An equation such as $y=\frac{x^{2}}{2}+1$ connects two variables: $x$ and $y$. We say an ordered pair satisfy the equation if it makes the equation true when the values for $x$ and $y$ are substituted into the equation. For example, $(0,1),(-1,1.5),(1,1.5),(2.1,3.205),\ldots$ satisfy the given equation. There are infinite number of ordered pairs that satisfy such an equation.

The graph of an equation between $x$ and $y$ (or any other two variables) is the set of all points $(x,y)$ satisfying the equation. The phrase “plot the graph of an equation” or “sketch the graph of an equation” means to draw enough number of points and connect them by a smooth curve to illustrate the main features of the graph. Graphs of some equations are sketched in Figure 1.

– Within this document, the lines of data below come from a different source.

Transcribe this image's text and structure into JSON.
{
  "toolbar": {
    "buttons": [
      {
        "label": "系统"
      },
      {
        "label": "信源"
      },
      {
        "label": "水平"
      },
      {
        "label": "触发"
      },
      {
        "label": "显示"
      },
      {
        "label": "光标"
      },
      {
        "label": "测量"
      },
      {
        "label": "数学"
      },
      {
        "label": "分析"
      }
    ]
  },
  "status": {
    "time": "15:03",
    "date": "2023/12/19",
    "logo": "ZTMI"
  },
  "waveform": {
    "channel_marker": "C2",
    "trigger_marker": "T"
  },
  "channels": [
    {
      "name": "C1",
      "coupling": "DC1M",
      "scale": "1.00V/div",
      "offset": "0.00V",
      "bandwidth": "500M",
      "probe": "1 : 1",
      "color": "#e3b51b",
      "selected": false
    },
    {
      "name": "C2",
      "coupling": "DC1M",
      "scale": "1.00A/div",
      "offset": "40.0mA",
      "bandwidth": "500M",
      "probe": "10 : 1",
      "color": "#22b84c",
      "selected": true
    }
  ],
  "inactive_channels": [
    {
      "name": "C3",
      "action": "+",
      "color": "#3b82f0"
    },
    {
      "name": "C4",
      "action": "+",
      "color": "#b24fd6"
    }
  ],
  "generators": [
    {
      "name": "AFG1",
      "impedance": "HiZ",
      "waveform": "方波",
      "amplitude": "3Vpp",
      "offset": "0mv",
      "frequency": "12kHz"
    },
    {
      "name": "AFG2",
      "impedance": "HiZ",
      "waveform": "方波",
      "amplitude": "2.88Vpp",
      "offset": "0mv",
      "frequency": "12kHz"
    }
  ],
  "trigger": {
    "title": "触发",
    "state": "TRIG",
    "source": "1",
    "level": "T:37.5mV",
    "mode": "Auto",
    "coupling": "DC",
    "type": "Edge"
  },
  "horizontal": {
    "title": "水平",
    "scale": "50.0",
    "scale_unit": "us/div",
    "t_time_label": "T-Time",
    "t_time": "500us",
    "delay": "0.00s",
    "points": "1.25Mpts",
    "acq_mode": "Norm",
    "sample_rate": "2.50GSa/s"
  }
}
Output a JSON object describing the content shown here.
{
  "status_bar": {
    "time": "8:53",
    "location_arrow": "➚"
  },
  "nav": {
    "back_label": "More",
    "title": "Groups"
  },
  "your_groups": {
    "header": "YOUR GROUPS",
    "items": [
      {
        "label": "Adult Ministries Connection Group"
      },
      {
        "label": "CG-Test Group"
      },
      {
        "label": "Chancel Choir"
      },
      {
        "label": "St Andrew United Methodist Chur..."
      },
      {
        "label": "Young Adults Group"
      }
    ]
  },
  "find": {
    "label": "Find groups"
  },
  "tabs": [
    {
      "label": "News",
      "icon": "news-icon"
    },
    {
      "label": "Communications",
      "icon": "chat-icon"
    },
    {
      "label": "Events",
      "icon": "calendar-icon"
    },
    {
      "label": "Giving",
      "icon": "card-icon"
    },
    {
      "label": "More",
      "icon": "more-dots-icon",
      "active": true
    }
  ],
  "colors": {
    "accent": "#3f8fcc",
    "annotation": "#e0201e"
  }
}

(a) Graph of $y=\frac{1}{2}x^{2}+1$ (b) Graph of $y=\frac{3}{4}x-1$
(c) Graph of $y^2=x$

Figure 1

Circle

Now let’s find the equation of a circle with radius $r$ and center $C(a,b)$. By definition, this circle is the set of all points $P(x,y)$ in a plane that are at a distance $R\ge0$ from the point $C(a,b)$ (see the following figure). From the Distance formula, we have

\[|PC|=\sqrt{(x-a)^{2}+(y-b)^{2}}=R.\]

By squaring both sides, we obtain:

\[(x-a)^{2}+(y-b)^{2}=R^{2}\]

The standard form of the equation of a circle with radius $R$ and center $(a,b)$ is

\begin{equation}
(x-a)^{2}+(y-b)^{2}=R^{2}
\end{equation}

Figure 2: All points $P(x,y)$ that are at a distance $R$ from $C(a,b)$ satisfy the equation $(x-a)^{2}+(y-b)^{2}=R^{2}.$

Example

Write an equation of the circle that has center $C(-1,1)$ and contains the point $P(-4,5)$.

Solution

Because $P$ is on the circle, the radius $r$ is $|PC|$ (also denoted by $d(P,C)$). By the Distance formula, we have

\[R=|PC|=\sqrt{(-4-(-1))^{2}+(5-1)^{2}}=\sqrt{25}=5.\]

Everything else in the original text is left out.